Organic farming has become an increasingly important issue for virtually all sectors of our society. Farmers, restaurateurs, and consumers are all looking at organic foods more carefully than ever before. The concept behind organic farming is simple. Farmers use organic matter to enrich the soil, control pests and enhance the yield they can generate.

At this point in time, farmers who use organic methods are slightly disadvantage in relation to the large-sale "industrial" farms. First, there are relatively few farms producing organic foods, so the supply does not yet meet the demand.

Second, the costs of organic farming is still greater than it could be to grow foods using chemicals. There may be several reasons to account for this, but the net result is that until there are more farms using organic farming methods, cost will remain slightly higher for organic meats, poultry, fruits, vegetables and herbs.

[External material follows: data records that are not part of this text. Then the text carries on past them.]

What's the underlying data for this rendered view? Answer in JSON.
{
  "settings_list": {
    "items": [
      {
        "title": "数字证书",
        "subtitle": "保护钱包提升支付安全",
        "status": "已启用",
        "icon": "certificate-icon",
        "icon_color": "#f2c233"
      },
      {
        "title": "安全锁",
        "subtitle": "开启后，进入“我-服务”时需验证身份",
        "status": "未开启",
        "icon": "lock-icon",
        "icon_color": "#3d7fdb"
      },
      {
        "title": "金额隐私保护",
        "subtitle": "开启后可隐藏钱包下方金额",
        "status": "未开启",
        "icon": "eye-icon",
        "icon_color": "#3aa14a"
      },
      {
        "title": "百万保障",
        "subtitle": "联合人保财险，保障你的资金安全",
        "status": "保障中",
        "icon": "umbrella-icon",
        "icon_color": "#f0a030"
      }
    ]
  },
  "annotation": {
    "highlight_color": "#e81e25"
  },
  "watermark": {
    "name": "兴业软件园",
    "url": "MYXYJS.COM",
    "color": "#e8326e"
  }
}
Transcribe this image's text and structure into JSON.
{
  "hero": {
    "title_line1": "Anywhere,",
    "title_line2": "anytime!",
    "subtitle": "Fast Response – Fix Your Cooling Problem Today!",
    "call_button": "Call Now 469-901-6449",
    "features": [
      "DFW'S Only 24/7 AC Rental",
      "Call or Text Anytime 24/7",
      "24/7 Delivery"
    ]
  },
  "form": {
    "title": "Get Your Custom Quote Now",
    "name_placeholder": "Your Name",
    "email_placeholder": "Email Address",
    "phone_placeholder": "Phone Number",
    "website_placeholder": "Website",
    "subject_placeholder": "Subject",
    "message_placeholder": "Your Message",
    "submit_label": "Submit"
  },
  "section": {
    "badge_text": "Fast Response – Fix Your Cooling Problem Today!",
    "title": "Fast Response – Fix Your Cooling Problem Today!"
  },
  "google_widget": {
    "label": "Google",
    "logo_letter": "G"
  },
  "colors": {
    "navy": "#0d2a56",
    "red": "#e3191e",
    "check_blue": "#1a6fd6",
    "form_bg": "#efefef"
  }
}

How do you  know if foods labeled as organic are actually any different than non-organic products? There are several organizations on the national and state level that monitor organic farming. Regulations may vary from organization to organization, but in essence, the farmer must have used no chemicals on the fields for a specified number of years before any foods grown there can be labeled organic. So, if you are purchasing foods that are supposedly organic, ask the farmer or purveyor who has done the inspection of the farm.

The other big question regarding organic foods is: Are they better for you? The jury is still out.  Some reports seem to indicate that any nutritional edge that they have is wishful thinking. Others swing to the other end of the scale, claiming greatly improved nutritional levels.